Para minimizar as dificuldades desta transição, a pesquisadora-educadora usou alguns recursos pedagógicos, entre eles a atividade lúdica, que se concretizou em forma de uma gincana plurilíngue. A gincana foi uma ocasião ímpar de observação das estratégias empregadas pelos estudantes para ler os textos. Como dois grandes grupos disputaram a gincana (um grupo de 6 e outro de 7 participantes), seus integrantes tinham que negociar entre si a melhor resposta. Se algum dos integrantes tinha uma hipótese, para buscar a aprovação dos demais tinha que mostrar como havia chegado naquela solução.
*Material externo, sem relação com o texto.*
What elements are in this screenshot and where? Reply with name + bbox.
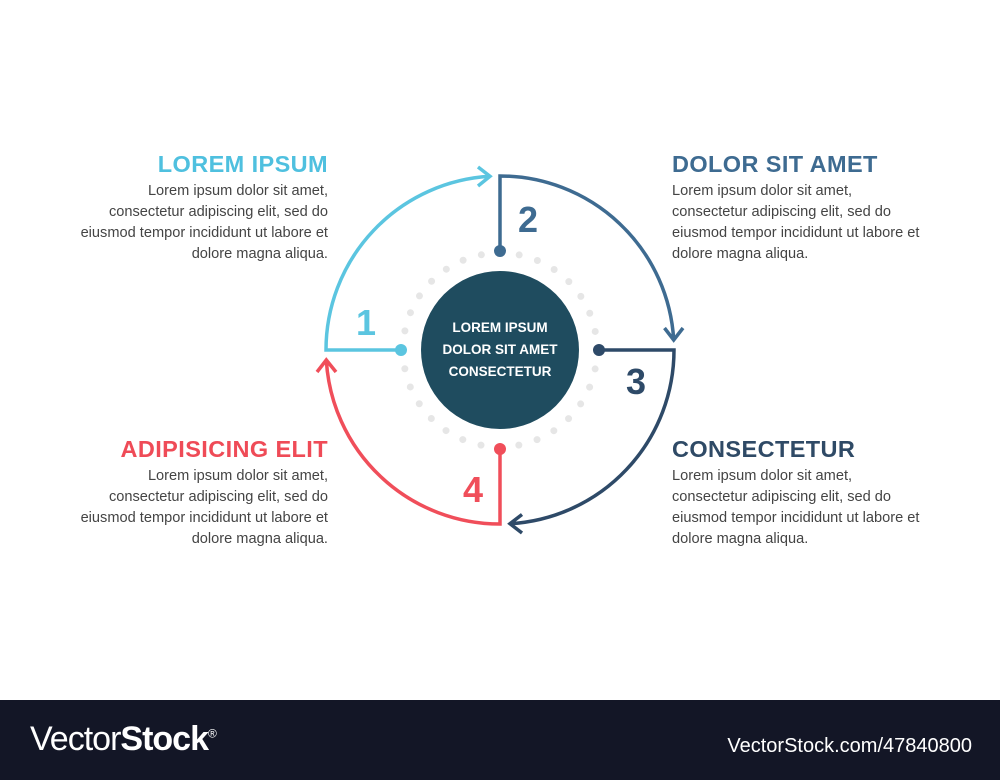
- text: consectetur: [672, 436, 920, 547]
- text: dolor sit amet: eiusmod tempor incididunt ut labore et: [672, 225, 919, 241]
- step 3 arrow: 3: [626, 361, 646, 402]
- text: lorem ipsum: consectetur adipiscing elit, sed do: [109, 204, 328, 220]
- text: dolor sit amet: DOLOR SIT AMET: [672, 151, 878, 177]
- step 3 arrow: [510, 344, 674, 533]
- text: dolor sit amet: consectetur adipiscing elit, sed do: [672, 204, 891, 220]
- text: consectetur: Lorem ipsum dolor sit amet,: [672, 468, 852, 484]
- text: adipisicing elit: consectetur adipiscing elit, sed do: [109, 489, 328, 505]
- step 4 arrow: [317, 360, 506, 524]
- footer logo: VectorStock®: [30, 720, 216, 758]
- text: adipisicing elit: eiusmod tempor incididunt ut labore et: [81, 510, 328, 526]
- text: dolor sit amet: Lorem ipsum dolor sit amet,: [672, 183, 852, 199]
- text: consectetur: consectetur adipiscing elit, sed do: [672, 489, 891, 505]
- footer url: VectorStock.com/47840800: [727, 735, 972, 757]
- footer: [0, 700, 1000, 780]
- step 4 arrow: 4: [463, 469, 483, 510]
- text: consectetur: CONSECTETUR: [672, 436, 855, 462]
- text: lorem ipsum: Lorem ipsum dolor sit amet,: [148, 183, 328, 199]
- step 1 arrow: 1: [356, 302, 376, 343]
- text: dolor sit amet: dolore magna aliqua.: [672, 246, 808, 262]
- step 1 arrow: [326, 167, 490, 356]
- text: consectetur: dolore magna aliqua.: [672, 531, 808, 547]
- center circle: CONSECTETUR: [449, 364, 552, 379]
- dotted ring: [403, 253, 597, 447]
- center circle: [421, 271, 579, 429]
- step 2 arrow: 2: [518, 199, 538, 240]
- text: lorem ipsum: [81, 151, 328, 262]
- text: adipisicing elit: ADIPISICING ELIT: [121, 436, 328, 462]
- text: consectetur: eiusmod tempor incididunt ut labore et: [672, 510, 919, 526]
- step 2 arrow: [494, 176, 683, 340]
- center circle: LOREM IPSUM: [452, 320, 548, 335]
- text: adipisicing elit: [81, 436, 328, 547]
- center circle: DOLOR SIT AMET: [442, 342, 558, 357]
- text: dolor sit amet: [672, 151, 920, 262]
- text: adipisicing elit: dolore magna aliqua.: [192, 531, 328, 547]
- text: adipisicing elit: Lorem ipsum dolor sit amet,: [148, 468, 328, 484]
- text: lorem ipsum: LOREM IPSUM: [158, 151, 328, 177]
- text: lorem ipsum: dolore magna aliqua.: [192, 246, 328, 262]
- text: lorem ipsum: eiusmod tempor incididunt ut labore et: [81, 225, 328, 241]
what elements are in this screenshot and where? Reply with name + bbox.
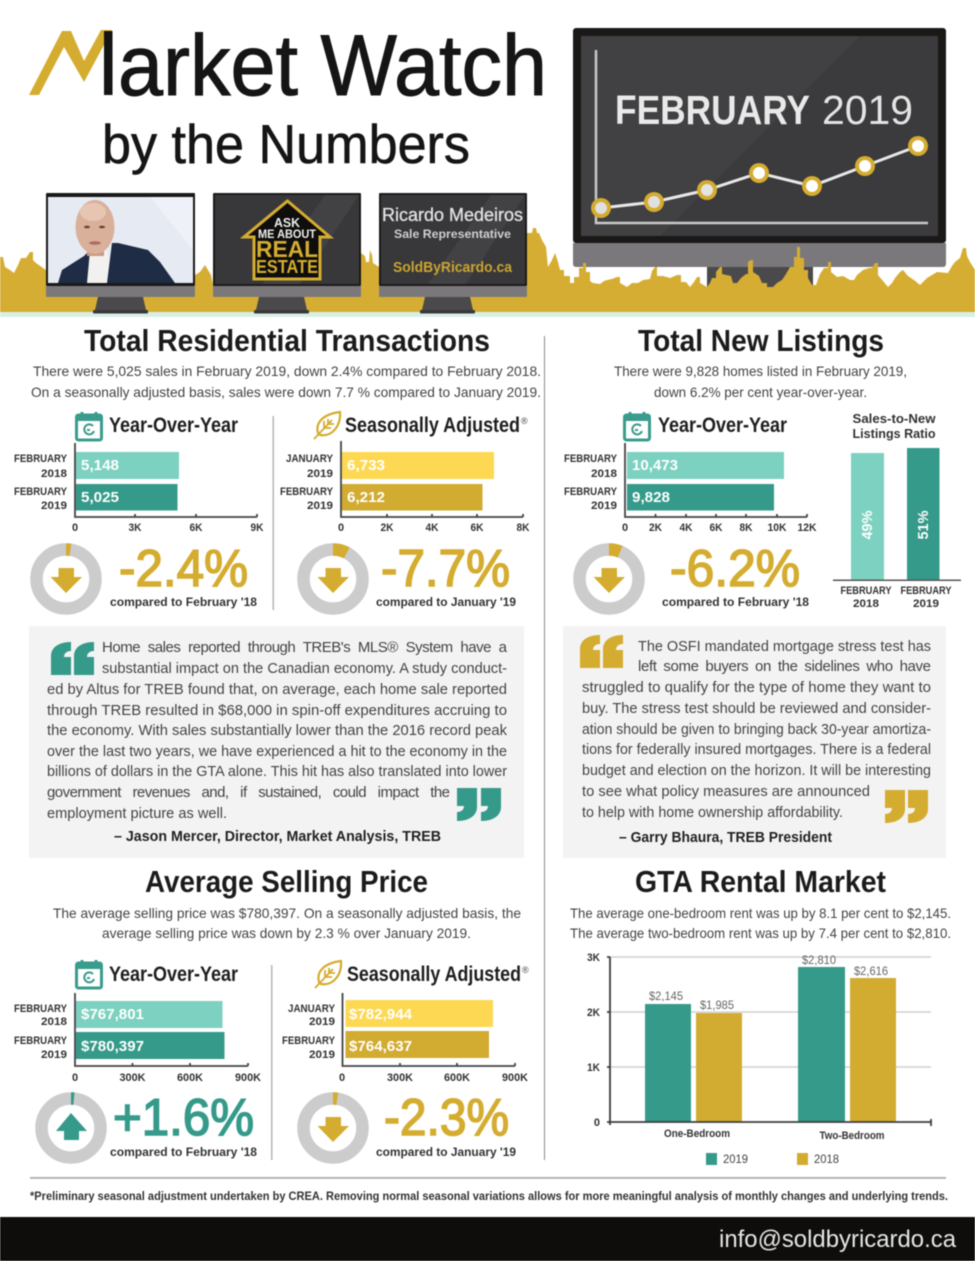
bar chart: sales-to-new listings ratio: FEBRUARY: [840, 585, 892, 597]
summary text: [570, 905, 951, 941]
summary text: [31, 363, 541, 400]
monitor: ask me about real estate logo: [213, 193, 361, 314]
quote text: tions for federally insured mortgages. There is a federal: [582, 741, 931, 758]
bar chart: rents by bedroom count: 0: [594, 1117, 600, 1129]
bar chart: price year over year: FEBRUARY: [14, 1003, 68, 1015]
seasonally adjusted heading: ®: [521, 416, 528, 426]
footnote: *Preliminary seasonal adjustment undertaken by CREA. Removing normal seasonal variations allows for more meaningful analysis of monthly changes and underlying trends.: [30, 1191, 948, 1203]
quote text: ation should be given to bringing back 30-year amortiza-: [582, 721, 931, 738]
bar chart: sales seasonally adjusted: 6,212: [347, 490, 385, 506]
monitor: agent name: Sale Representative: [394, 229, 511, 241]
comparison caption: compared to January '19: [376, 595, 516, 609]
bar chart: sales year over year: 6K: [190, 522, 203, 534]
donut: -6.2%: [580, 550, 638, 608]
summary text: [53, 905, 521, 941]
icon: calendar: [76, 960, 102, 988]
statistic: -6.2%: -6.2%: [670, 540, 800, 598]
donut: -2.3%: [304, 1098, 362, 1158]
icon: leaf: [315, 961, 341, 988]
bar chart: rents by bedroom count: 1K: [587, 1062, 600, 1074]
bar chart: rents by bedroom count: $2,810: [802, 953, 836, 967]
bar chart: price seasonally adjusted: 0: [339, 1072, 345, 1084]
quote text: government revenues and, if sustained, could impact the: [47, 784, 450, 801]
bar chart: price year over year: 2018: [41, 1016, 67, 1028]
section: total residential transactions: [14, 323, 541, 609]
bar chart: listings year over year: 10K: [768, 522, 787, 534]
quote text: [47, 639, 508, 822]
bar chart: sales seasonally adjusted: 6,733: [347, 458, 385, 474]
donut: -2.4%: [36, 550, 96, 608]
bar chart: price year over year: [14, 993, 261, 1084]
footer bar: info@soldbyricardo.ca: [719, 1226, 957, 1253]
year-over-year heading: Year-Over-Year: [109, 963, 238, 986]
quote text: to help with home ownership affordability.: [582, 804, 843, 821]
icon: opening quote mark: [51, 642, 94, 675]
bar chart: price year over year: 2019: [41, 1049, 67, 1061]
comparison caption: compared to February '18: [110, 595, 257, 609]
bar chart: listings year over year: 10,473: [632, 458, 678, 474]
quote text: ed by Altus for TREB found that, on average, each home sale reported: [47, 681, 507, 698]
bar chart: listings year over year: 8K: [740, 522, 753, 534]
large monitor: February 2019 line chart: [573, 28, 946, 287]
summary text: The average two-bedroom rent was up by 7.4 per cent to $2,810.: [570, 925, 951, 941]
quote text: Home sales reported through TREB's MLS® System have a: [102, 639, 508, 656]
bar chart: price year over year: $767,801: [81, 1007, 144, 1023]
monitor: ask me about real estate logo: REAL: [256, 236, 318, 262]
bar chart: listings year over year: FEBRUARY: [564, 486, 618, 498]
donut: -7.7%: [304, 550, 362, 608]
column dividers: [271, 336, 545, 1160]
bar chart: rents by bedroom count: $2,616: [854, 964, 888, 978]
attribution: – Jason Mercer, Director, Market Analysis, TREB: [114, 828, 441, 845]
legend: 2018: [814, 1152, 839, 1166]
bar chart: rents by bedroom count: $1,985: [700, 998, 734, 1012]
quote text: struggled to qualify for the type of home they want to: [582, 679, 931, 696]
seasonally adjusted heading: Seasonally Adjusted: [347, 963, 521, 986]
quote text: budget and election on the horizon. It will be interesting: [582, 762, 931, 779]
monitor: agent photo: [46, 193, 195, 314]
bar chart: listings year over year: 2018: [591, 468, 617, 480]
bar chart: price seasonally adjusted: 2019: [309, 1049, 335, 1061]
monitor: agent name: SoldByRicardo.ca: [393, 260, 513, 276]
monitor: agent name: [379, 193, 527, 314]
month and year: FEBRUARY: [615, 87, 810, 133]
bar chart: listings year over year: 9,828: [632, 490, 670, 506]
seasonally adjusted heading: Seasonally Adjusted: [345, 414, 520, 437]
bar chart: price seasonally adjusted: 900K: [502, 1072, 528, 1084]
year-over-year heading: Year-Over-Year: [109, 414, 238, 437]
summary text: The average one-bedroom rent was up by 8.1 per cent to $2,145.: [570, 905, 951, 921]
monitor: ask me about real estate logo: ASK: [274, 215, 301, 230]
section: average selling price: [14, 864, 529, 1159]
monitor: ask me about real estate logo: ME ABOUT: [258, 229, 316, 241]
bar chart: sales seasonally adjusted: FEBRUARY: [280, 486, 334, 498]
icon: leaf: [314, 412, 340, 439]
statistic: -2.3%: -2.3%: [384, 1089, 509, 1147]
icon: calendar: [624, 412, 650, 440]
month and year: 2019: [822, 87, 913, 133]
panel: Jason Mercer quote: [29, 626, 524, 858]
bar chart: sales seasonally adjusted: JANUARY: [286, 453, 334, 465]
summary text: There were 5,025 sales in February 2019, down 2.4% compared to February 2018.: [33, 363, 541, 379]
statistic: +1.6%: +1.6%: [113, 1089, 254, 1147]
comparison caption: compared to February '18: [662, 595, 809, 609]
comparison caption: compared to February '18: [110, 1145, 257, 1159]
trend line with markers: [591, 136, 928, 218]
quote text: The OSFI mandated mortgage stress test has: [638, 638, 931, 655]
bar chart: price year over year: $780,397: [81, 1039, 144, 1055]
summary text: [614, 363, 907, 400]
summary text: average selling price was down by 2.3 % over January 2019.: [102, 925, 471, 941]
bar chart: price year over year: 300K: [120, 1072, 146, 1084]
bar chart: price seasonally adjusted: [282, 993, 528, 1084]
seasonally adjusted heading: ®: [522, 965, 529, 975]
attribution: – Garry Bhaura, TREB President: [619, 829, 832, 846]
bar chart: sales-to-new listings ratio: 49%: [860, 510, 876, 540]
bar chart: rents by bedroom count: $2,145: [649, 989, 683, 1003]
bar chart: sales-to-new listings ratio: Listings Ratio: [852, 426, 936, 441]
bar chart: price seasonally adjusted: 600K: [444, 1072, 470, 1084]
bar chart: listings year over year: 6K: [710, 522, 723, 534]
quote text: substantial impact on the Canadian economy. A study conduct-: [102, 660, 507, 677]
quote text: employment picture as well.: [47, 805, 227, 822]
bar chart: sales year over year: 0: [72, 522, 78, 534]
bar chart: sales year over year: 5,148: [81, 458, 119, 474]
icon: calendar: [76, 412, 102, 440]
bar chart: sales seasonally adjusted: 4K: [426, 522, 439, 534]
bar chart: sales seasonally adjusted: 6K: [470, 522, 484, 534]
bar chart: sales seasonally adjusted: [280, 441, 530, 534]
bar chart: rents by bedroom count: 3K: [587, 952, 600, 964]
bar chart: sales seasonally adjusted: 0: [338, 522, 344, 534]
bar chart: rents by bedroom count: Two-Bedroom: [820, 1130, 885, 1142]
bar chart: listings year over year: FEBRUARY: [564, 453, 618, 465]
bar chart: rents by bedroom count: 2K: [587, 1007, 600, 1019]
bar chart: price seasonally adjusted: FEBRUARY: [282, 1035, 336, 1047]
legend: 2019: [723, 1152, 748, 1166]
legend: [706, 1152, 839, 1166]
bar chart: rents by bedroom count: [587, 952, 931, 1142]
monitor: agent name: Ricardo Medeiros: [382, 205, 523, 225]
bar chart: listings year over year: [564, 443, 817, 534]
bar chart: listings year over year: 12K: [798, 522, 817, 534]
bar chart: rents by bedroom count: One-Bedroom: [664, 1128, 730, 1140]
bar chart: price year over year: FEBRUARY: [14, 1035, 68, 1047]
summary text: The average selling price was $780,397. On a seasonally adjusted basis, the: [53, 905, 521, 921]
monitor: ask me about real estate logo: ESTATE: [256, 257, 318, 277]
bar chart: sales-to-new listings ratio: 51%: [916, 510, 932, 540]
summary text: On a seasonally adjusted basis, sales were down 7.7 % compared to January 2019.: [31, 384, 541, 400]
bar chart: sales year over year: 2018: [41, 468, 67, 480]
bar chart: sales year over year: FEBRUARY: [14, 486, 68, 498]
bar chart: sales year over year: 2019: [41, 500, 67, 512]
statistic: -7.7%: -7.7%: [381, 540, 510, 598]
quote text: through TREB resulted in $68,000 in spin-off expenditures accruing to: [47, 702, 507, 719]
section: GTA rental market: [570, 864, 951, 1166]
panel: Garry Bhaura quote: [563, 626, 946, 858]
bar chart: price seasonally adjusted: $782,944: [349, 1007, 412, 1023]
bar chart: sales year over year: 5,025: [81, 490, 119, 506]
icon: closing quote mark: [457, 788, 501, 821]
quote text: to see what policy measures are announced: [582, 783, 870, 800]
bar chart: price seasonally adjusted: $764,637: [349, 1039, 412, 1055]
bar chart: sales seasonally adjusted: 2019: [307, 500, 333, 512]
bar chart: sales-to-new listings ratio: FEBRUARY: [900, 585, 952, 597]
bar chart: sales seasonally adjusted: 2K: [380, 522, 394, 534]
bar chart: price seasonally adjusted: 300K: [387, 1072, 413, 1084]
bar chart: sales year over year: 3K: [128, 522, 142, 534]
icon: closing quote mark: [885, 790, 928, 823]
section: total new listings: [564, 323, 961, 610]
bar chart: sales year over year: 9K: [250, 522, 264, 534]
bar chart: listings year over year: 0: [622, 522, 628, 534]
title: Market Watch: arket Watch: [118, 18, 547, 114]
bar chart: price year over year: 900K: [235, 1072, 261, 1084]
quote text: the economy. With sales substantially lower than the 2016 record peak: [47, 722, 507, 739]
footer bar: [0, 1217, 975, 1261]
bar chart: sales-to-new listings ratio: 2018: [853, 598, 879, 610]
chart axes: [596, 50, 928, 223]
heading: Total New Listings: [638, 323, 884, 358]
bar chart: sales year over year: [14, 443, 264, 534]
quote text: over the last two years, we have experienced a hit to the economy in the: [47, 743, 507, 760]
quote text: left some buyers on the sidelines who have: [638, 658, 931, 675]
bar chart: sales seasonally adjusted: 8K: [516, 522, 530, 534]
mint strip: [0, 312, 975, 317]
bar chart: sales-to-new listings ratio: 2019: [913, 598, 939, 610]
bar chart: sales-to-new listings ratio: [833, 411, 961, 610]
bar chart: sales seasonally adjusted: 2019: [307, 468, 333, 480]
bar chart: listings year over year: 2K: [649, 522, 662, 534]
quote text: buy. The stress test should be reviewed and consider-: [582, 700, 931, 717]
bar chart: price year over year: 600K: [177, 1072, 203, 1084]
quote text: [582, 638, 931, 821]
bar chart: price seasonally adjusted: JANUARY: [288, 1003, 336, 1015]
year-over-year heading: Year-Over-Year: [658, 414, 787, 437]
bar chart: sales year over year: FEBRUARY: [14, 453, 68, 465]
comparison caption: compared to January '19: [376, 1145, 516, 1159]
summary text: There were 9,828 homes listed in February 2019,: [614, 363, 907, 379]
quote text: billions of dollars in the GTA alone. This hit has also translated into lower: [47, 763, 507, 780]
skyline band: [0, 228, 975, 312]
bar chart: price year over year: 0: [72, 1072, 78, 1084]
statistic: -2.4%: -2.4%: [119, 540, 248, 598]
summary text: down 6.2% per cent year-over-year.: [654, 384, 867, 400]
icon: opening quote mark: [580, 635, 623, 668]
donut: +1.6%: [42, 1098, 100, 1158]
subtitle: by the Numbers: by the Numbers: [102, 113, 470, 175]
heading: GTA Rental Market: [635, 864, 886, 899]
bar chart: price seasonally adjusted: 2019: [309, 1016, 335, 1028]
bar chart: sales-to-new listings ratio: Sales-to-New: [852, 411, 936, 426]
bar chart: listings year over year: 4K: [680, 522, 693, 534]
bar chart: listings year over year: 2019: [591, 500, 617, 512]
heading: Average Selling Price: [145, 864, 428, 899]
heading: Total Residential Transactions: [84, 323, 490, 358]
Na quarta fase, demos sequência ao trabalho focado no texto, com a utilização dos indícios linguísticos de nível sintático e discursivo. Nesta fase, buscamos introduzir uma nova dinâmica de leitura, o modelo interativo, e também revisar as estratégias de leitura ensinadas anteriormente. O trabalho com o modelo interativo de leitura e os indícios de nível discursivo, no entanto, ficou prejudicado pela carga horária limitada do curso.